Host: The Japan Radiation Research Society, Chairman of the 52nd Annual Meeting, Toshiteru Okubo (Radiation Effects Research Foundation)
[Introduction] In order to understand the mechanisms of tumor radioresistance and to develop more effective tumor radiotherapy, we established clinically relevant radioresistant (CRR) cell lines; these continue to proliferate under daily expose to 2 Gy of X-ray. Here, we studied whether CRR cells are cross-resistant to anti-cancer drugs or not using pairs of CRR and their sensitive parental cell lines.
[Method] Compared with parental cell lines, HepG2, HeLa, SAS, KB and H1299 were used, cross resistance of their CRR derivative cell lines, HepG2-R, HeLa-R, SAS-R1, SAS-R2, KB-R and H1299-R were used. Anti-cancer drugs used were cisplatinum (CDDP), docetaxel (DOX), bleomycin, fluorouracil (5-FU), vincristin, etoposide (VP-16) and adriamycin (ADM).
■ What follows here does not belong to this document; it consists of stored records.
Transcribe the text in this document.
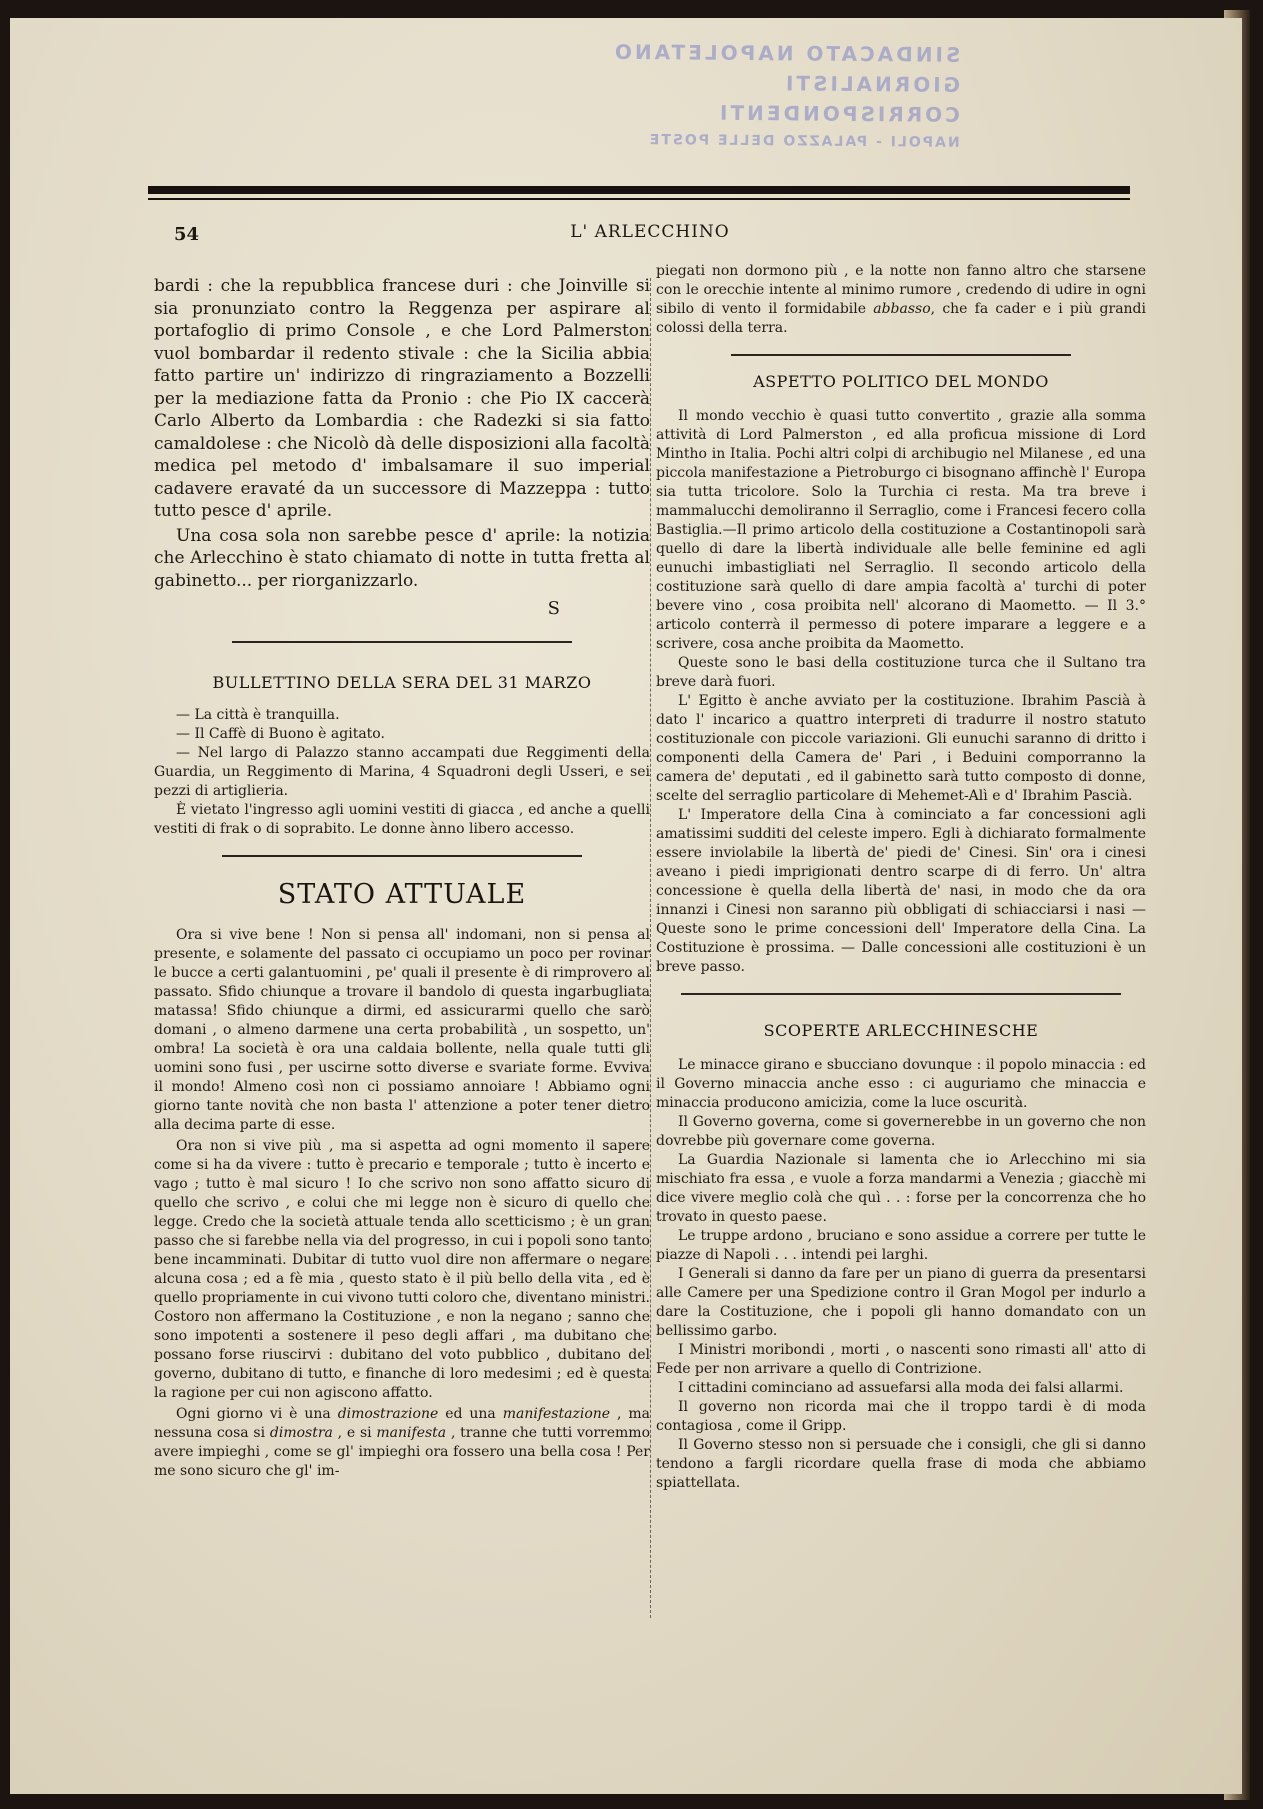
SINDACATO NAPOLETANO
GIORNALISTI CORRISPONDENTI
NAPOLI - PALAZZO DELLE POSTE
54	L' ARLECCHINO

bardi : che la repubblica francese duri : che Joinville si sia pronunziato contro la Reggenza per aspirare al portafoglio di primo Console , e che Lord Palmerston vuol bombardar il redento stivale : che la Sicilia abbia fatto partire un' indirizzo di ringraziamento a Bozzelli per la mediazione fatta da Pronio : che Pio IX caccerà Carlo Alberto da Lombardia : che Radezki si sia fatto camaldolese : che Nicolò dà delle disposizioni alla facoltà medica pel metodo d' imbalsamare il suo imperial cadavere eravaté da un successore di Mazzeppa : tutto tutto pesce d' aprile.

Una cosa sola non sarebbe pesce d' aprile: la notizia che Arlecchino è stato chiamato di notte in tutta fretta al gabinetto... per riorganizzarlo.

S
BULLETTINO DELLA SERA DEL 31 MARZO

— La città è tranquilla.

— Il Caffè di Buono è agitato.

— Nel largo di Palazzo stanno accampati due Reggimenti della Guardia, un Reggimento di Marina, 4 Squadroni degli Usseri, e sei pezzi di artiglieria.

È vietato l'ingresso agli uomini vestiti di giacca , ed anche a quelli vestiti di frak o di soprabito. Le donne ànno libero accesso.

STATO ATTUALE

Ora si vive bene ! Non si pensa all' indomani, non si pensa al presente, e solamente del passato ci occupiamo un poco per rovinar le bucce a certi galantuomini , pe' quali il presente è di rimprovero al passato. Sfido chiunque a trovare il bandolo di questa ingarbugliata matassa! Sfido chiunque a dirmi, ed assicurarmi quello che sarò domani , o almeno darmene una certa probabilità , un sospetto, un' ombra! La società è ora una caldaia bollente, nella quale tutti gli uomini sono fusi , per uscirne sotto diverse e svariate forme. Evviva il mondo! Almeno così non ci possiamo annoiare ! Abbiamo ogni giorno tante novità che non basta l' attenzione a poter tener dietro alla decima parte di esse.

Ora non si vive più , ma si aspetta ad ogni momento il sapere come si ha da vivere : tutto è precario e temporale ; tutto è incerto e vago ; tutto è mal sicuro ! Io che scrivo non sono affatto sicuro di quello che scrivo , e colui che mi legge non è sicuro di quello che legge. Credo che la società attuale tenda allo scetticismo ; è un gran passo che si farebbe nella via del progresso, in cui i popoli sono tanto bene incamminati. Dubitar di tutto vuol dire non affermare o negare alcuna cosa ; ed a fè mia , questo stato è il più bello della vita , ed è quello propriamente in cui vivono tutti coloro che, diventano ministri. Costoro non affermano la Costituzione , e non la negano ; sanno che sono impotenti a sostenere il peso degli affari , ma dubitano che possano forse riuscirvi : dubitano del voto pubblico , dubitano del governo, dubitano di tutto, e finanche di loro medesimi ; ed è questa la ragione per cui non agiscono affatto.

Ogni giorno vi è una dimostrazione ed una manifestazione , ma nessuna cosa si dimostra , e si manifesta , tranne che tutti vorremmo avere impieghi , come se gl' impieghi ora fossero una bella cosa ! Per me sono sicuro che gl' im-

piegati non dormono più , e la notte non fanno altro che starsene con le orecchie intente al minimo rumore , credendo di udire in ogni sibilo di vento il formidabile abbasso, che fa cader e i più grandi colossi della terra.

ASPETTO POLITICO DEL MONDO

Il mondo vecchio è quasi tutto convertito , grazie alla somma attività di Lord Palmerston , ed alla proficua missione di Lord Mintho in Italia. Pochi altri colpi di archibugio nel Milanese , ed una piccola manifestazione a Pietroburgo ci bisognano affinchè l' Europa sia tutta tricolore. Solo la Turchia ci resta. Ma tra breve i mammalucchi demoliranno il Serraglio, come i Francesi fecero colla Bastiglia.—Il primo articolo della costituzione a Costantinopoli sarà quello di dare la libertà individuale alle belle feminine ed agli eunuchi imbastigliati nel Serraglio. Il secondo articolo della costituzione sarà quello di dare ampia facoltà a' turchi di poter bevere vino , cosa proibita nell' alcorano di Maometto. — Il 3.° articolo conterrà il permesso di potere imparare a leggere e a scrivere, cosa anche proibita da Maometto.

Queste sono le basi della costituzione turca che il Sultano tra breve darà fuori.

L' Egitto è anche avviato per la costituzione. Ibrahim Pascià à dato l' incarico a quattro interpreti di tradurre il nostro statuto costituzionale con piccole variazioni. Gli eunuchi saranno di dritto i componenti della Camera de' Pari , i Beduini comporranno la camera de' deputati , ed il gabinetto sarà tutto composto di donne, scelte del serraglio particolare di Mehemet-Alì e d' Ibrahim Pascià.

L' Imperatore della Cina à cominciato a far concessioni agli amatissimi sudditi del celeste impero. Egli à dichiarato formalmente essere inviolabile la libertà de' piedi de' Cinesi. Sin' ora i cinesi aveano i piedi imprigionati dentro scarpe di di ferro. Un' altra concessione è quella della libertà de' nasi, in modo che da ora innanzi i Cinesi non saranno più obbligati di schiacciarsi i nasi — Queste sono le prime concessioni dell' Imperatore della Cina. La Costituzione è prossima. — Dalle concessioni alle costituzioni è un breve passo.

SCOPERTE ARLECCHINESCHE

Le minacce girano e sbucciano dovunque : il popolo minaccia : ed il Governo minaccia anche esso : ci auguriamo che minaccia e minaccia producono amicizia, come la luce oscurità.

Il Governo governa, come si governerebbe in un governo che non dovrebbe più governare come governa.

La Guardia Nazionale si lamenta che io Arlecchino mi sia mischiato fra essa , e vuole a forza mandarmi a Venezia ; giacchè mi dice vivere meglio colà che quì . . : forse per la concorrenza che ho trovato in questo paese.

Le truppe ardono , bruciano e sono assidue a correre per tutte le piazze di Napoli . . . intendi pei larghi.

I Generali si danno da fare per un piano di guerra da presentarsi alle Camere per una Spedizione contro il Gran Mogol per indurlo a dare la Costituzione, che i popoli gli hanno domandato con un bellissimo garbo.

I Ministri moribondi , morti , o nascenti sono rimasti all' atto di Fede per non arrivare a quello di Contrizione.

I cittadini cominciano ad assuefarsi alla moda dei falsi allarmi.

Il governo non ricorda mai che il troppo tardi è di moda contagiosa , come il Gripp.

Il Governo stesso non si persuade che i consigli, che gli si danno tendono a fargli ricordare quella frase di moda che abbiamo spiattellata.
Chemosensitivity was analyzed by the high-density survival assay. In addition, RT-PCR was carried out to analyze gene expressions of MDR1.
[Result] 5-FU was effective against all radioresistant cell lines. Six out of 7 (86%) CRR cell lines had cross-resistance to DOC and vincristin. Four (57%) CRR cell lines had cross-resistance to VP-16 and ADM. Overexpression of the MDR1 gene was observed in HepG2-8960-R.
[Discussion] This study suggested that anti-cancer drugs targeting beta-tuburin had little effect for the elimination of clinically relevant radioresistant cells. Not all radioresistant cell lines showed cross-resistance to bleomycin whose action mechanism was similar to X-rays, indicating that contribution of efficient repair of DNA double strand breaks for clinically relevant radioresistance is low.